Each week, SNL’s writers and performers trudge toward Saturday’s live broadcast and the looming possibility of “imminent failure,” said Michaels, and this pressure-cooker pace ignites creative energy.

“It is axiomatic to me that there’s no creativity without boundaries,” he said.

To free and lift creative potential, try imposing these boundaries on yourself:

1. Step away from that computer.

Depend on computers for every answer and you’ll often wind up with far too many answers. That’s the opinion of legendary industrial designer Irving Harper, who created the original Herman Miller logo and the first sunburst clocks.

Harper does own an Apple computer — but it’s typically tucked away in his studio closet.

“With a computer, there are too many choices,” he told the New York Times, “and I always like working within limits.

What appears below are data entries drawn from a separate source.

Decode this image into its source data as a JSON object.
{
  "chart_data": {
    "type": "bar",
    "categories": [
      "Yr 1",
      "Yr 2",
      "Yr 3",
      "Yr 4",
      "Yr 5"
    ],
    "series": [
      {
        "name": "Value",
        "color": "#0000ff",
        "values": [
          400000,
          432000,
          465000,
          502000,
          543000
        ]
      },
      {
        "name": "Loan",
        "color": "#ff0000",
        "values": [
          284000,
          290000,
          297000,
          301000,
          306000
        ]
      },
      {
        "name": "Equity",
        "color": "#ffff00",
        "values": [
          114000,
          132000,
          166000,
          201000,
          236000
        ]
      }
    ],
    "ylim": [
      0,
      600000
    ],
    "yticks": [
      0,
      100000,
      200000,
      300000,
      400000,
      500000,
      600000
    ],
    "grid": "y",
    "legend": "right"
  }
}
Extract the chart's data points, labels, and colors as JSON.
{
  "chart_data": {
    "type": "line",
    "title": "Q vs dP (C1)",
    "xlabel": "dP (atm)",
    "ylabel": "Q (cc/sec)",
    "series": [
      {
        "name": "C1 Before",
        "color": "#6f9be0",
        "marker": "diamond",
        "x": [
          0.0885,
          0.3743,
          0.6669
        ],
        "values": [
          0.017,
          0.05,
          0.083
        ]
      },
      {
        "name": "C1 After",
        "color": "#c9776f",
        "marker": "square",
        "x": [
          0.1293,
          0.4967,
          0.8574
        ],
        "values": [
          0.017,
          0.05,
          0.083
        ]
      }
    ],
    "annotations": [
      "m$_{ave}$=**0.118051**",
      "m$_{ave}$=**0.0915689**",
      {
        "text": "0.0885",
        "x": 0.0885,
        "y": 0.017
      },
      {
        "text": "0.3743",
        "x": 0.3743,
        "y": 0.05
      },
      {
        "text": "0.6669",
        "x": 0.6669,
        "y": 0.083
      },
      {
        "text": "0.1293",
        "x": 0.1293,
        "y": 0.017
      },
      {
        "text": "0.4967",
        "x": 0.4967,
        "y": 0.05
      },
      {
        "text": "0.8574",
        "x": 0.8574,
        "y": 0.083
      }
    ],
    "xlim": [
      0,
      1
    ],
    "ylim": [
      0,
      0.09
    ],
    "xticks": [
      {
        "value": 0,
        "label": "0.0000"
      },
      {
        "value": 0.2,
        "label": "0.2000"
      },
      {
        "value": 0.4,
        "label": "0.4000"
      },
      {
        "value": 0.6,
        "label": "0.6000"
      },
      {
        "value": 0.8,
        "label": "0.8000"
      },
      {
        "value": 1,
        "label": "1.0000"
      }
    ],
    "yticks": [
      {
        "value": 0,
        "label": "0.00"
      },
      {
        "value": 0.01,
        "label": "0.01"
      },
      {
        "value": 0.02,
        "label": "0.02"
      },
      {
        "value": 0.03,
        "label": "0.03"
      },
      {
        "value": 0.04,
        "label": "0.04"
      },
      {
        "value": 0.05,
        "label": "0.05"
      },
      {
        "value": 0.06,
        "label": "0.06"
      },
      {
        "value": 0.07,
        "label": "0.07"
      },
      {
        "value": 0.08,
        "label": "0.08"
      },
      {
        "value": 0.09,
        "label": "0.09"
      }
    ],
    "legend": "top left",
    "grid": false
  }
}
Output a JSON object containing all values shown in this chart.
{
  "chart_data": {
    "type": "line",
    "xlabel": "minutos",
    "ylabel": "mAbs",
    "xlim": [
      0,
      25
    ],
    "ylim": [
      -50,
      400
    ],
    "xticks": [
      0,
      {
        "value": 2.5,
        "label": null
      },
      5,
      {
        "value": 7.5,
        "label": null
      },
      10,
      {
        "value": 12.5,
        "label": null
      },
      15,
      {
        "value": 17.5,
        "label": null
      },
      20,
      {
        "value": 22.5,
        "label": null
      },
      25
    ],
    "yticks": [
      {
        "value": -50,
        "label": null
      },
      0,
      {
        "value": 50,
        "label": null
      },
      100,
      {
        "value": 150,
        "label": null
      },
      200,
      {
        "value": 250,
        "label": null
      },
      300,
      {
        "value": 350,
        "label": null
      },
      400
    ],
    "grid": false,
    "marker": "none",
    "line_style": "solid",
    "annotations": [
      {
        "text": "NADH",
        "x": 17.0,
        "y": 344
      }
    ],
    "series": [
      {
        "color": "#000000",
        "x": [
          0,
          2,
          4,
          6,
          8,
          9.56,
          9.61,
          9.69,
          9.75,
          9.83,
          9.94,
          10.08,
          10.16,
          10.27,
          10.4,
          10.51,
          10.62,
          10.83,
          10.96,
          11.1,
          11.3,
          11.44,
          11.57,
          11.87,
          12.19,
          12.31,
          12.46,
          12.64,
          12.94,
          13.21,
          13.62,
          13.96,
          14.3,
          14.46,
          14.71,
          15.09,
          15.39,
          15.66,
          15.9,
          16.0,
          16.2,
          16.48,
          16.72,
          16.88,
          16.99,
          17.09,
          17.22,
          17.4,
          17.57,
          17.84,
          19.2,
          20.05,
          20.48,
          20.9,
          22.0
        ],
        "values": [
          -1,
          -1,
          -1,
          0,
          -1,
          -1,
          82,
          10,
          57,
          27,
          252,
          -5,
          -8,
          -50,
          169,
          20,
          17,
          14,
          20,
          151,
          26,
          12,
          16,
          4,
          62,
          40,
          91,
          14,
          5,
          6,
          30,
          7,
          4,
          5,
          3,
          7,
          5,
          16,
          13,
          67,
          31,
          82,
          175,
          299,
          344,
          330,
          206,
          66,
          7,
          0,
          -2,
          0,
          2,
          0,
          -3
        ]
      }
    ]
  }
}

If you look at Mozart, who had this strict classical framework, — an allegro, an andante, a scherzo and a finale — you see that within that formula he got results he might never haven gotten if he had all the options in the world.”

2. Make a ‘Don’t Do’ list.

In addition to determining what you want to do for a particular project, also decide tropes and bromides to avoid.

Before filming “Contagion,” director Steven Soderbergh decided which disaster-movie clichés he wanted to sidestep.

“We had a list we refused to do,” he explained to New York magazine. “Can’t show the president. No helicopter shots. Can’t go somewhere and show people suffering where our characters haven’t been. Those restrictions made us think laterally, which was good.”

3. Place hard deadlines on yourself.

With the right mindset, deadlines become lifelines for creativity. Just ask singer and songwriter Jack White.

“Deadlines and things make you creative,” White said in the “Under Great White Northern Lights” documentary film.

“But opportunity and telling yourself you have all the time in the world, you have all the money in the world, you have all the colors in the palette you want, anything you want – that just kills creativity.”